Rule-based access control governs access to objects according to established rules. A good example is the configuration and security settings on a router or a firewall.

As you probably know, if you tried to gain access through a firewall, your request would be reviewed to see if you meet the criteria for access through the firewall. For example, suppose you had a firewall that was configured to reject all addresses in the 192.166.x.x range of Internet Protocol (IP) addresses. If you had such an address and tried to get through the firewall, you would be denied.

In practice, rule-based access control is a type of MAC. An administrator typically configures the firewalls or other devices to allow or deny access. The owner or another user does not specify the conditions of acceptance, and safeguards are in place to ensure that an average user cannot change settings on such devices.

Rule-based access control uses ACLs to determine the level of access a user will have to a resource or application.

In a role-based access control configuration, access decisions are determined by the roles that individual users have as part of an organization. Organizations may have roles as marketers, sales people, managers, administrative assistants, and so on. Access to network objects is then determined by the role that has been assigned to a particular user. Role-based access requires a thorough understanding of how an organization operates, the number of users, and their functions.

Access rights are grouped by role name. The use of resources is restricted to individuals authorized to assume the associated role. For example, within a school system, the role of teacher can include access to data including test banks, research material, and memos. A school administrator role may have access to employee records, financial data, planning projects, and more.

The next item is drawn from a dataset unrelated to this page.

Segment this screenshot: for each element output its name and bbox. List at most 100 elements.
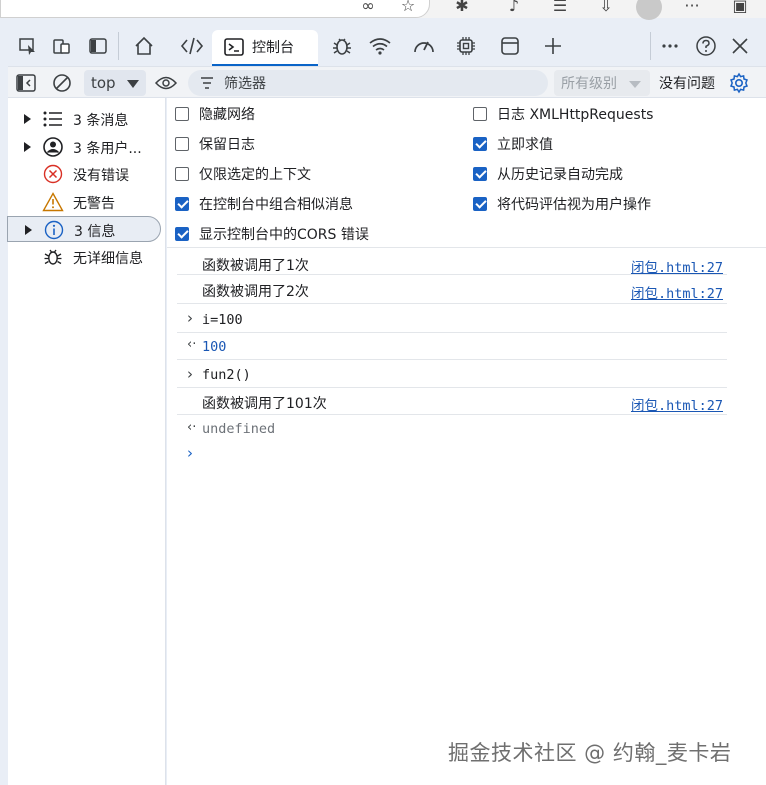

The use of roles to control access can be an effective means for developing and enforcing enterprise-specific security policies and for streamlining the security management process.

When a user is associated with a role, the user should be assigned just the privilege level necessary to do the job. This is a general security principal known as "least privilege." In practice, when someone is hired for an organization, the role is clearly defined. A network administrator creates a user account for the new employee and places that user account in a group with those who have the same role in the organization. Therefore, if a new teacher were hired, the new user account would be placed in the Teachers group. Once in the group, the new employee will gain the same level of access as all those who perform the same role.

In the real world, this often is too restrictive to be practical. For instance, some teachers who have more experience or more responsibility may require more access to a particular network object than another teacher. It can be a time-consuming process to customize access to suit everyone's needs.

When roles overlap, responsibilities and privileges do as well. Access needs to reflect this. In such a case, you can establish role hierarchies to compensate for overlapping roles. A "role hierarchy" defines roles that have unique attributes and that may contain other roles; that is, one role may implicitly include the rights that are associated with another role. For example, if a user performs the roles of both a school administrator and a teacher, that user would be given access to areas permitted for each role.

In many ways, establishing the need for access controls is the easy part; determining the right level and type of access control is not so easy. There often is a struggle between those in charge of securing Web applications and Web pages and end users who often want greater access than is necessary. Somewhere in the middle, the two must meet. For the security administrator the following are important:

For their part, end users want sufficient access to perform their tasks unencumbered by restrictions. Security personnel need to apply access controls while at the same time not prevent end users from performing necessary tasks. Finding the right level of access control will often be accomplished by using multiple access methods simultaneously.